Herdeiros do candomblé – Por Marcionila Teixeira
Crianças têm a missão de levar
adiante a religião dos ancestrais em uma sociedade intolerante
As longas saias das crianças
rodopiam no salão. São rosas, azuis, amarelas. Ao fundo, um som ritmado de
meninos e meninas ao ngoma, um tipo de tambor, orienta a dança e o canto
entoado aos orixás da casa. Em um terreiro cujas paredes são tomadas por
quadros de santos católicos e imagens de candomblé, eles celebram a religião
que abraçaram para as próprias vidas.
Têm entre cinco e 14 anos, mas parecem
conhecer a fundo a fé que herdaram dos ancestrais africanos.
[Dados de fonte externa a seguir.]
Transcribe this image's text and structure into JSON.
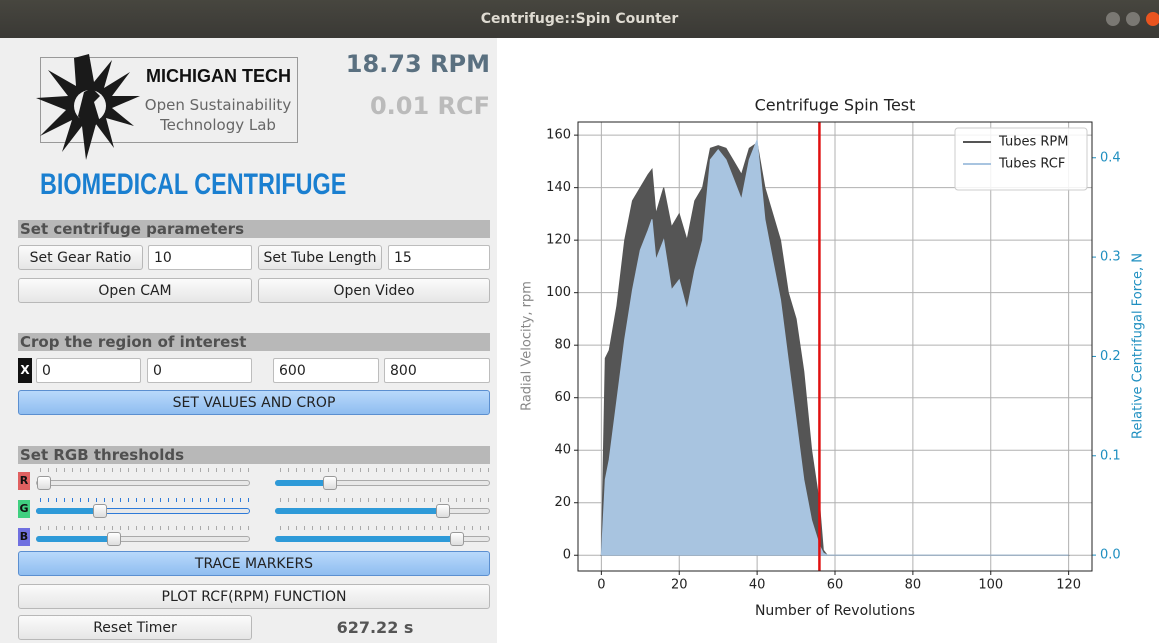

Sentem orgulho do
que são, pois assumiram desde cedo responsabilidades dentro de seus terreiros.
As crianças do candomblé e da jurema são o retrato de uma resistência
praticamente invisível. Muitas vezes mantida sob segredo dos ouvidos menos
tolerantes a religiões que não às suas.
“É a criança que herdará nossa
beleza”, diz um velho provérbio em yorubá que originalmente é escrito “Omo ni
yíò jogún ewa lódò wa”. A mensagem, no entanto, atravessou os anos
incompreendida. Entre os anos 1920 e 1970, por exemplo, as crianças eram
proibidas de entrar nos terreiros.
“Cresci me escondendo embaixo da cama quando
a polícia chegava no terreiro da minha mãe, onde eu morava. Se pegassem a
gente, tinha multa e ela podia até perder a nossa guarda”, conta Adeíldo
Paraíso, o pai Ivo de Oxum, que foi iniciado na religião aos 10 anos, no
terreiro de Xambá, em São Benedito, Olinda, onde está até hoje.
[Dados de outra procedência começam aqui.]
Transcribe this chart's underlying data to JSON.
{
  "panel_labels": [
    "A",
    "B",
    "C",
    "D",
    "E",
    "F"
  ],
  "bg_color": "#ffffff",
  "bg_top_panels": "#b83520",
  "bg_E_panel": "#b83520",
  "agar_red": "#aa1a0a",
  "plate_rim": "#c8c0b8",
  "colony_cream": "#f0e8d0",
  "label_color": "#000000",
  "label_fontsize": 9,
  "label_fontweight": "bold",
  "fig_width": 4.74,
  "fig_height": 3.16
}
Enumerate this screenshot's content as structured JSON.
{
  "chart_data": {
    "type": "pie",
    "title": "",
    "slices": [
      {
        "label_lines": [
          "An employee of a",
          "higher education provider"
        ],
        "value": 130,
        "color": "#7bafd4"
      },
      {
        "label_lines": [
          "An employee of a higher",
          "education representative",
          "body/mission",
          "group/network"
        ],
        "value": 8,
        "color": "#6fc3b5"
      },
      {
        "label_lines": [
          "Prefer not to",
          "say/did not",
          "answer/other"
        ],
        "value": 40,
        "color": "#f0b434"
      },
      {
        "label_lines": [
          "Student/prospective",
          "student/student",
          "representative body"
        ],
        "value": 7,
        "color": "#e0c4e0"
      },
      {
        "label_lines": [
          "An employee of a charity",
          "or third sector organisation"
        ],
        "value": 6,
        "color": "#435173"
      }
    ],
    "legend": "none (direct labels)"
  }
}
Os resquícios daquela época ainda
insistem em permear a vida dos que habitam os terreiros. Um tempo em que seus
seguidores eram submetidos a exames de sanidade mental e tinham que apresentar
atestados de antecedentes criminais para manter os salões e seus toques.
“Até hoje,
muitos dos seguidores da própria religião não querem iniciar seus filhos ainda
crianças por preconceito. Eles acham que é cedo para envolver os filhos em algo
tão sério. O problema é que isso não condiz com a religião. Tirando a criança,
tiramos a raiz do terreiro”, raciocina Alexandre L’Omi L’Odò, do Centro
Cultural Malunguinho.
Intolerância
Uma pesquisa de estudantes de
psicologia da Fafire chamada A preparação e iniciação de crianças na comunidade
Xambá, em Olinda revela que as crianças de terreiro são vítimas de intolerância
religiosa na comunidade e na escola.
“Elas demonstram maturidade para reagir às
agressões e costumam não revidar com violência”, explica o estudante Ismael
Holanda. Segundo ele, outra observação que chama a atenção é que em Pernambuco
a iniciação acontece muito tarde, quando comparado com outros estados, como a
Bahia, onde bebês passam pelo ritual.
Na opinião da professora Stela
Caputo, da Universidade Estadual do Rio de Janeiro (UERJ), muitos pais não
querem iniciar os filhos cedo porque a religião exige muitas responsabilidades.
“As tarefas são cotidianas”, explica a professora, que acompanhou por 20 anos o
crescimento e os depoimentos de meninos e meninas de terreiro.